A good example of this is 'Shiver' which I just finished and will do my best not to gush about. Two truths you should know about me: 1) I do not do romance. I do not do it. I am, possibly, the most unromantic person ever born. Romance itself has cooties as far as I am concerned. 2) I love wolves. I love them the way I love air and the sound of dry leaves scraping their way to earth. The way I love the smell of summer heat wafting off of rocks by the creek. It is an unreasonable fixation and one that causes me considerable pain since I'm stuck in a coffin of pink skin that will never hold up in the dark of northern winters, not out there where they are.
These truths are important because 'Shiver' involves both romance and wolves in a strange mixture of 'out there' and every day life for Grace Brisbane. I would never normally pick this book up.

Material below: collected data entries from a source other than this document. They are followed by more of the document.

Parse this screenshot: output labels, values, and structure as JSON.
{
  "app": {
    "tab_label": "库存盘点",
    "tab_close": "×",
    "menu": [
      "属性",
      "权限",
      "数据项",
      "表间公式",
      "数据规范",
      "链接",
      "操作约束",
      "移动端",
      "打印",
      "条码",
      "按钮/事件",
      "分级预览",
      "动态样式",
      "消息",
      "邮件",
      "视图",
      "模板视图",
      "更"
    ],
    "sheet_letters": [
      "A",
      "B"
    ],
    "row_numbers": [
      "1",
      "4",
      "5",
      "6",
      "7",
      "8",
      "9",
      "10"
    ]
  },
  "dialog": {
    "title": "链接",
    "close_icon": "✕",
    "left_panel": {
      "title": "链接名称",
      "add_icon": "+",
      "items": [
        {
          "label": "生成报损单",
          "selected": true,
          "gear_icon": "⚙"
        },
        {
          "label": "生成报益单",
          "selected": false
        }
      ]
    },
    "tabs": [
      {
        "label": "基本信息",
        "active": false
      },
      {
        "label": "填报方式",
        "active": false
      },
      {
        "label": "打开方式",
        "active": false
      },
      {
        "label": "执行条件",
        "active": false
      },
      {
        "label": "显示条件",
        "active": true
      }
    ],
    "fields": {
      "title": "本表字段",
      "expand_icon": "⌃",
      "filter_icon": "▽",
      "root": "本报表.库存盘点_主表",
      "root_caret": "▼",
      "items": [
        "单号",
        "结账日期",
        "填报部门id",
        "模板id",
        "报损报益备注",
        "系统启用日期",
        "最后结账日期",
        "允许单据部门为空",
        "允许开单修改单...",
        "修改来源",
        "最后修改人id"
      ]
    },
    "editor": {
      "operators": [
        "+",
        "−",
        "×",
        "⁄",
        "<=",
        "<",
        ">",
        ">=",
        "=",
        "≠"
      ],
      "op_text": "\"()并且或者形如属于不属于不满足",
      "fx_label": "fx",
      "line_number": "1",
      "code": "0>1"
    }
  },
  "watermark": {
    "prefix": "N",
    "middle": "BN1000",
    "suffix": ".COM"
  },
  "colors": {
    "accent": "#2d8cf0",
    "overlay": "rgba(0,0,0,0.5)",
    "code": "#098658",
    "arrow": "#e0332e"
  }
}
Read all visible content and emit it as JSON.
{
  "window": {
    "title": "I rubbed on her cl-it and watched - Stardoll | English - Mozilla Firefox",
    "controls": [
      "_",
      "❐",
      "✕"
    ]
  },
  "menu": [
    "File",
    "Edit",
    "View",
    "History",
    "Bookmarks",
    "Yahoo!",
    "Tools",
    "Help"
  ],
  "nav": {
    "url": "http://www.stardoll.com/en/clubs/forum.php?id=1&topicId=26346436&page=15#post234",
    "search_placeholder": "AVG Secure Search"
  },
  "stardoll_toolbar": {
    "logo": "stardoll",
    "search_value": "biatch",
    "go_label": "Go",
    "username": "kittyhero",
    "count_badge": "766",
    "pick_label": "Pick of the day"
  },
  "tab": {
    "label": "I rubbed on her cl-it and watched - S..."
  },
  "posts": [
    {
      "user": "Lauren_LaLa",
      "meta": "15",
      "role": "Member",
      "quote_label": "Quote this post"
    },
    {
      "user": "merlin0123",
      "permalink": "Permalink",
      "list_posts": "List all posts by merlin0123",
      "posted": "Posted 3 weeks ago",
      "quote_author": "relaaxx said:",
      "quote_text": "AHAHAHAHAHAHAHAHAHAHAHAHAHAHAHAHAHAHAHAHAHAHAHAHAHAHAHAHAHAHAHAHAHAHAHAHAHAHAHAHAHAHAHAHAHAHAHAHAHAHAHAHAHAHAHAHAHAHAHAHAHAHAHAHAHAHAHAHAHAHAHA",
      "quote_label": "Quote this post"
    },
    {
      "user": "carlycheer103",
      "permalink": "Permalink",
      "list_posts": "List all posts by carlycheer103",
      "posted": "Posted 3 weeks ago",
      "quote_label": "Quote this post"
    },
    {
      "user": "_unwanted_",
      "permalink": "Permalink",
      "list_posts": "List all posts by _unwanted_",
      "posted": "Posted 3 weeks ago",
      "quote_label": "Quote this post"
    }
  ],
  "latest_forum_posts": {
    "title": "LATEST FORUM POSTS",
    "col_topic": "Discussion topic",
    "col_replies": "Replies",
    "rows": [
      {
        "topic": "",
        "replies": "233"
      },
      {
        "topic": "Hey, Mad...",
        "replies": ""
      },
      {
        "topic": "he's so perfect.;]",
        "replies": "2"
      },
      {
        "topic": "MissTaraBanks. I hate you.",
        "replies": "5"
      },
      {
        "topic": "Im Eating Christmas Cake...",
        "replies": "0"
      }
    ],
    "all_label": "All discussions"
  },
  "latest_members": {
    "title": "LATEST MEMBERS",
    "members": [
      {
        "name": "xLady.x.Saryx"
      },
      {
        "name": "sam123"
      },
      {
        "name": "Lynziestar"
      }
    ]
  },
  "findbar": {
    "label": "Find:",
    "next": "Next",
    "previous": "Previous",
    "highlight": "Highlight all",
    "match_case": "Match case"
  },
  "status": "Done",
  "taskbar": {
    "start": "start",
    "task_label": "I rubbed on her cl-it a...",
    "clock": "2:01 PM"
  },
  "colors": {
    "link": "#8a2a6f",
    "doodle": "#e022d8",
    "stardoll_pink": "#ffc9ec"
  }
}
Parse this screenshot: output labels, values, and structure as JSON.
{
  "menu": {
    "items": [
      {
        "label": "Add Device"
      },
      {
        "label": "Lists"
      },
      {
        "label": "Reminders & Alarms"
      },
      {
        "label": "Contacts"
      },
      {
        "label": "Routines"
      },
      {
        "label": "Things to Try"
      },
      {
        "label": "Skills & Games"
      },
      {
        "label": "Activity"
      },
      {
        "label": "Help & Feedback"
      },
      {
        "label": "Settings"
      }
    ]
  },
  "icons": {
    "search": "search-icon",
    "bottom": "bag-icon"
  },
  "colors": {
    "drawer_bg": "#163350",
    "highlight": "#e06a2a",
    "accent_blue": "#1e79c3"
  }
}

I've been stung too many times. There have been too many poorly written 'Oh help I'm in love with a monster and I must 'fix' him!' books. 'Shiver' is not such a story. It reached out and took a fistful of my insides. It demanded that I believe in it. Do I like romances any better? No. Am I any more enamored of the overplayed shapeshifter beau themes? No. Would I recommend 'Shiver' to anyone to read? ABSOLUTELY! It's not about the story - a sort of Romeo and Juliet ill-fated love - but about how it's laid out. 'Shiver' is captivating and endearing. It's a book I will read again, and possibly again. Which is another thing that I don't do. Sometimes, it's all about the silly, unassuming 'yada yada yada' of a story that locks it into our mind.
What have you read lately that simply refused to be set aside for even a moment?